• Nós Não Somos Lixo – Uma Crônica Sobre   Relacionamentos Descartáveis
  • Nós Não Somos Lixo – Uma Crônica Sobre


    Relacionamentos Descartáveis


    – Sou de uma geração em que as pessoas consertam as coisas ao invés de simplesmente jogar fora.

    Disse ele parado ali, completamente estarrecido pela brisa fria da porta enquanto ela se preparava para fechar definitivamente os trincos e deixar um capítulo inteiro da sua vida para trás. Os olhos marejados de angústia e abandono não sabiam mentir o passado de brigas, mágoas e tormentas. É que às vezes a gente machuca o outro mesmo sem saber, assim, nas pequenas indelicadezas do cotidiano. Quando se vê, a embarcação já está avariada demais para continuar a travessia. Os pedaços se desconstroem ali mesmo, numa imensidão de sentimentos, palavras e reticências. E como é fácil abandonar os destroços daquilo que um dia fez viagens tão extraordinárias. O desamparo hoje vive lado a lado com a solidão. Em uma sociedade carente de cuidados, os relacionamentos muitas vezes são tratados como objeto descartável e jogados no lixo com a mesma facilidade com que se despreza uma folha de papel rabiscada.

    Manter uma dança a dois é quase tão difícil quanto encontrar alguém para subir ao palco. Se tudo fossem flores se chamaria jardim e não relacionamento. Confesso achar extremamente complicado essa história de colocar alguém com uma trajetória de vida, criação e valores completamente diferentes dos nossos dentro das páginas do nosso livro. A gente veio por um caminho e o outro por uma trilha completamente diferente, sendo assim, é mais do que esperado que ambos se comportem de formas distintas frente a possíveis contratempos. Pela falta de tato em compreender as andanças do outro, surgem as brigas e discussões que instigam um dos dois a abandonar o navio mais cedo. É tão comum a gente jogar tudo para o alto por tão pouco. Tanto sentimento bonito que demorou deliciosos parágrafos para ser construído. Uma divergência de opiniões, um desacordo momentâneo, verde ou rosa, calabresa ou quatro queijos, Paris ou São Paulo, direita ou esquerda, norte ou sul, passado ou futuro. Tudo, dos mínimos aos maiores percalços, quando a relação não está bem consolidada, parece ser motivo de renúncia. É muito mais fácil terminar uma parceria que não está dando certo do que simplesmente tentar acertar os pontos de discordância para que o “tique-taque” do relógio seja encantadoramente o mesmo. No mundo da facilidade, quando algo se quebra, na medida do possível, se troca por outro.
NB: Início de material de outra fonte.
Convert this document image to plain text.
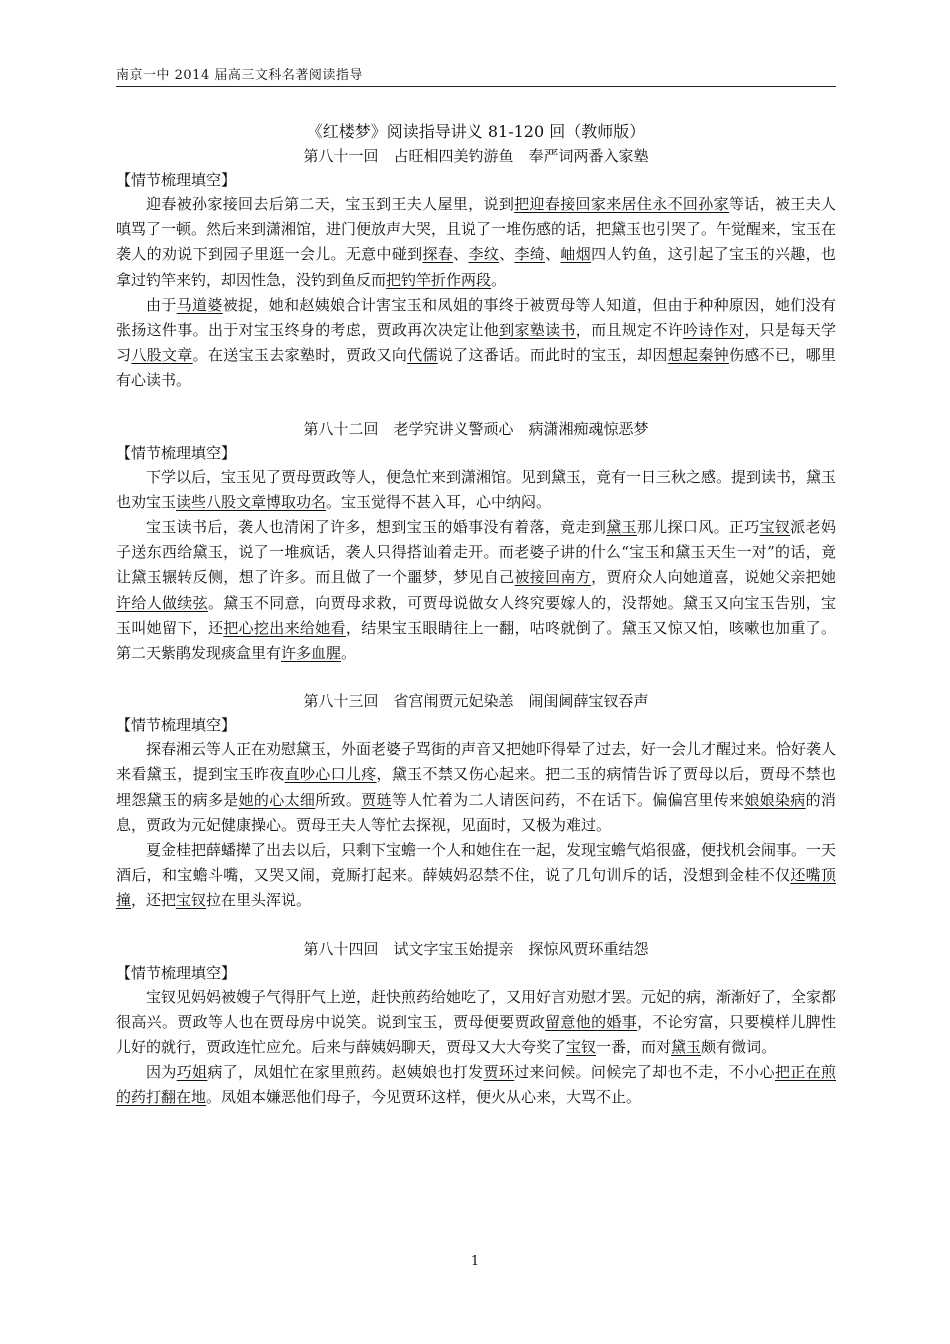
南京一中 2014 届高三文科名著阅读指导

《红楼梦》阅读指导讲义 81-120 回（教师版）

第八十一回　占旺相四美钓游鱼　奉严词两番入家塾

【情节梳理填空】

迎春被孙家接回去后第二天，宝玉到王夫人屋里，说到把迎春接回家来居住永不回孙家等话，被王夫人嗔骂了一顿。然后来到潇湘馆，进门便放声大哭，且说了一堆伤感的话，把黛玉也引哭了。午觉醒来，宝玉在袭人的劝说下到园子里逛一会儿。无意中碰到探春、李纹、李绮、岫烟四人钓鱼，这引起了宝玉的兴趣，也拿过钓竿来钓，却因性急，没钓到鱼反而把钓竿折作两段。

由于马道婆被捉，她和赵姨娘合计害宝玉和凤姐的事终于被贾母等人知道，但由于种种原因，她们没有张扬这件事。出于对宝玉终身的考虑，贾政再次决定让他到家塾读书，而且规定不许吟诗作对，只是每天学习八股文章。在送宝玉去家塾时，贾政又向代儒说了这番话。而此时的宝玉，却因想起秦钟伤感不已，哪里有心读书。

第八十二回　老学究讲义警顽心　病潇湘痴魂惊恶梦

【情节梳理填空】

下学以后，宝玉见了贾母贾政等人，便急忙来到潇湘馆。见到黛玉，竟有一日三秋之感。提到读书，黛玉也劝宝玉读些八股文章博取功名。宝玉觉得不甚入耳，心中纳闷。

宝玉读书后，袭人也清闲了许多，想到宝玉的婚事没有着落，竟走到黛玉那儿探口风。正巧宝钗派老妈子送东西给黛玉，说了一堆疯话，袭人只得搭讪着走开。而老婆子讲的什么“宝玉和黛玉天生一对”的话，竟让黛玉辗转反侧，想了许多。而且做了一个噩梦，梦见自己被接回南方，贾府众人向她道喜，说她父亲把她许给人做续弦。黛玉不同意，向贾母求救，可贾母说做女人终究要嫁人的，没帮她。黛玉又向宝玉告别，宝玉叫她留下，还把心挖出来给她看，结果宝玉眼睛往上一翻，咕咚就倒了。黛玉又惊又怕，咳嗽也加重了。第二天紫鹃发现痰盒里有许多血腥。

第八十三回　省宫闱贾元妃染恙　闹闺阃薛宝钗吞声

【情节梳理填空】

探春湘云等人正在劝慰黛玉，外面老婆子骂街的声音又把她吓得晕了过去，好一会儿才醒过来。恰好袭人来看黛玉，提到宝玉昨夜直吵心口儿疼，黛玉不禁又伤心起来。把二玉的病情告诉了贾母以后，贾母不禁也埋怨黛玉的病多是她的心太细所致。贾琏等人忙着为二人请医问药，不在话下。偏偏宫里传来娘娘染病的消息，贾政为元妃健康操心。贾母王夫人等忙去探视，见面时，又极为难过。

夏金桂把薛蟠撵了出去以后，只剩下宝蟾一个人和她住在一起，发现宝蟾气焰很盛，便找机会闹事。一天酒后，和宝蟾斗嘴，又哭又闹，竟厮打起来。薛姨妈忍禁不住，说了几句训斥的话，没想到金桂不仅还嘴顶撞，还把宝钗拉在里头浑说。

第八十四回　试文字宝玉始提亲　探惊风贾环重结怨

【情节梳理填空】

宝钗见妈妈被嫂子气得肝气上逆，赶快煎药给她吃了，又用好言劝慰才罢。元妃的病，渐渐好了，全家都很高兴。贾政等人也在贾母房中说笑。说到宝玉，贾母便要贾政留意他的婚事，不论穷富，只要模样儿脾性儿好的就行，贾政连忙应允。后来与薛姨妈聊天，贾母又大大夸奖了宝钗一番，而对黛玉颇有微词。

因为巧姐病了，凤姐忙在家里煎药。赵姨娘也打发贾环过来问候。问候完了却也不走，不小心把正在煎的药打翻在地。凤姐本嫌恶他们母子，今见贾环这样，便火从心来，大骂不止。

1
Premissa que infelizmente desancora muitos romances por aí.

    De fato, à primeira vista, pode parecer muito mais fácil ficar à deriva. Afinal de contas o mar está abarrotado de peixes. Mas se a cada turbulência for necessário recomeçar o fluxo de novo e de novo e de novo, a terra nunca será vista. Imagine os grandes navegadores voltando ao porto na primeira turbulência. Embarcar no caminho do outro também faz parte de uma viagem duradoura. Descompassos sempre existirão aqui, ali ou acolá. O que importa mesmo é o quanto de você está de fato entregue nesta parceria, e só. Caso contrário, é apenas um círculo vicioso de troca de protagonistas. Não existem relacionamentos, pessoas ou momentos perfeitos. O que existem são pessoas realmente dispostas a velejar não importa as condições do tempo. O amor é um vento poderoso. Quando a gente deixa, quando o coração tá cheinho de permissividade ele consegue ser brisa, ventania e furacão na proporção certa, só direcionar as velas que o amor faz o resto.
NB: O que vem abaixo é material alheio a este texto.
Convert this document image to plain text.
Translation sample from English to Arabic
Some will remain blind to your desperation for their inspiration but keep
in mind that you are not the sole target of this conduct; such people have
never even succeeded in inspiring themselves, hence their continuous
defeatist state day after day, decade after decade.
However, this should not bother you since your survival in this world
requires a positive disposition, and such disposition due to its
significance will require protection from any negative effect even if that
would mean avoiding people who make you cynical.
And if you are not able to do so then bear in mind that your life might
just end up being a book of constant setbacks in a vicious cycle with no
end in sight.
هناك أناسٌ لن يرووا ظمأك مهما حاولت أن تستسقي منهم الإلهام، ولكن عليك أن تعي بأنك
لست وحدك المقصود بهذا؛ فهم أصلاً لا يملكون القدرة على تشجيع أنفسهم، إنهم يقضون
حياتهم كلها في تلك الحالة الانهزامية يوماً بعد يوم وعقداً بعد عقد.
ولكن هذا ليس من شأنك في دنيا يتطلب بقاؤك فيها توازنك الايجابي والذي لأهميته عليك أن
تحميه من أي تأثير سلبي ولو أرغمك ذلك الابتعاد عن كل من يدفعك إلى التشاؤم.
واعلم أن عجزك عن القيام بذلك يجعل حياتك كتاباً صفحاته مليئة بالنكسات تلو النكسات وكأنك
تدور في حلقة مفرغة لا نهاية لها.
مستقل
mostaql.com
    Relacionamento exige muito mais que disposição, demanda constância e perseverança. Uma vez que os rumos da embarcação são estabelecidos, na grande maioria das vezes uma boa conversa e respirar (bem fundo) são capazes de fazer milagres. Não é porque sua xícara preferida lascou que ela perdeu todo o simbolismo afetivo ou o aroma doce do café da sua mãe. Vai dizer que a comida da vovó na panela que mal se aguenta no fogão não é muito melhor do que muita massa de restaurante requintado?!
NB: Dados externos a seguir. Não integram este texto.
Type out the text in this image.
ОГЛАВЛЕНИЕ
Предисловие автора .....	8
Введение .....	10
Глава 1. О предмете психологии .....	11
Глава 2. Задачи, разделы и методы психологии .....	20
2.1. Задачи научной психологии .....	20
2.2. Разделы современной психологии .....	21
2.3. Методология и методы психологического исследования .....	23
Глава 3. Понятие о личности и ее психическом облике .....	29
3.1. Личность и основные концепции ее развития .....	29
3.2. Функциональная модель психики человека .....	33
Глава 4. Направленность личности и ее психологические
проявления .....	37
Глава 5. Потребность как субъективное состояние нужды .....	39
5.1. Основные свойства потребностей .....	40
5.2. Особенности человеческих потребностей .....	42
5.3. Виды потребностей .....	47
    Se não tem jeito mesmo, pule da prancha e continue a nadar. Mas se ainda resta um pontinho que seja de vontade e bem querer, reparar as arestas, por mais complexo que possa parecer, pode ser muito mais prazeroso e recompensador do que começar o jogo do amor do zero. Um brinde aos recomeços e outro tintilar de taças ainda maior para as permanências.

    Saiu pela porta porque o livre arbítrio a permitia. Voltou, porque sabia que alguém a esperava pacientemente segurando as chaves deixadas impetuosamente para trás.

    – Trouxe a cola – disse ela.

    E um coração novinho em folha também.